I must’ve looked deflated. She was right, of course. Before visiting the train station, I had begun to face the reality that putting my name on this book would be the end of something for me, but it was disconcerting to hear it so assuredly confirmed.
“I understand that it might be a bit frightening, but we all have to put a bullet through our hearts. Even you, in your own way. You’ll be killing your credibility , which is a version of yourself. Your death will be as metaphoric as Caitlin Taer’s.”
I told her I agreed, even though she sounded a little insane to me. I also refrained from mentioning how much she liked to talk about metaphors.

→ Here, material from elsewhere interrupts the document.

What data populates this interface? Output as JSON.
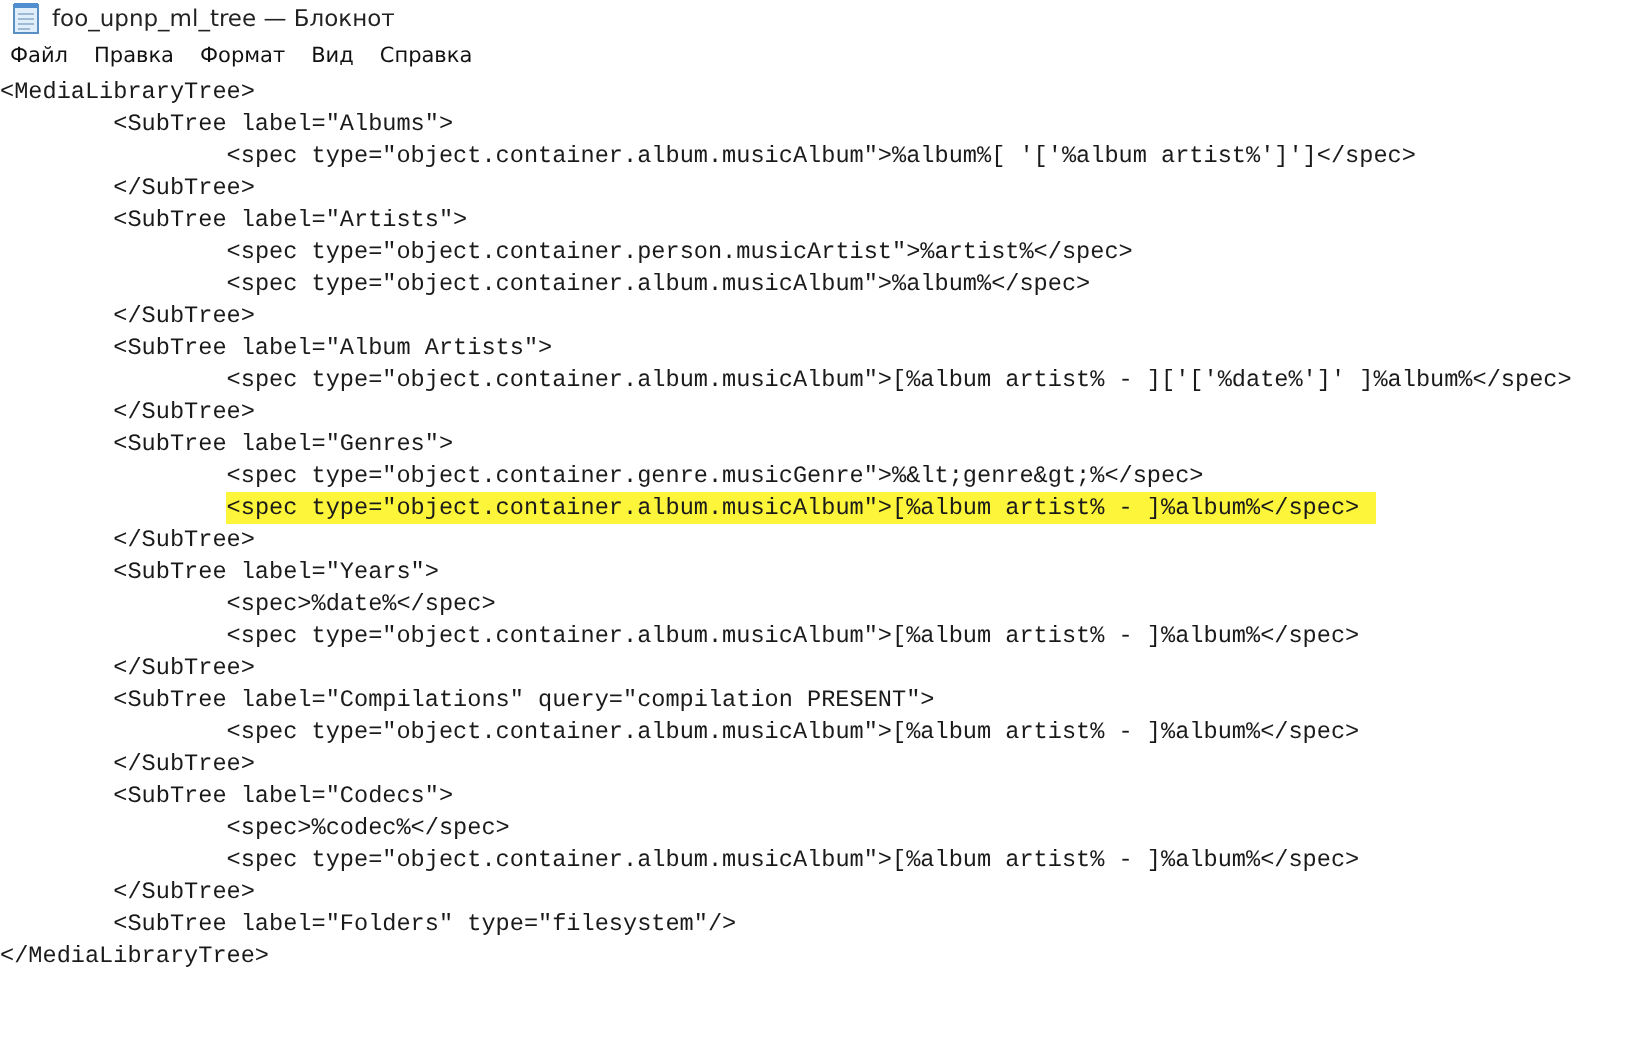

“Don’t worry about what they will think of you,” Molly coached. “We should always try to be our best selves. And our best selves are always moving forward.” Then she slipped into her pop star pout, and threw half her hair in front of one eye as she had in so many red carpet pictures. “Haters gonna hate,” she said.
“ ‘Don’t worry what they think of you,’ ” I repeated. “So that’s why you’re letting this book happen? To come out of the closet, so to speak.”
“That will happen with or without the book. Debord has been negotiating politically for years, we will be an independent nation eventually.”
“Then why did Cyrus have to fake his death? If I wanted to come, would I still have to ‘die’?”
“Yes, you would have to fake your own death. And the reason you would have to is the same reason as why Cyrus had to. We require complete commitment.”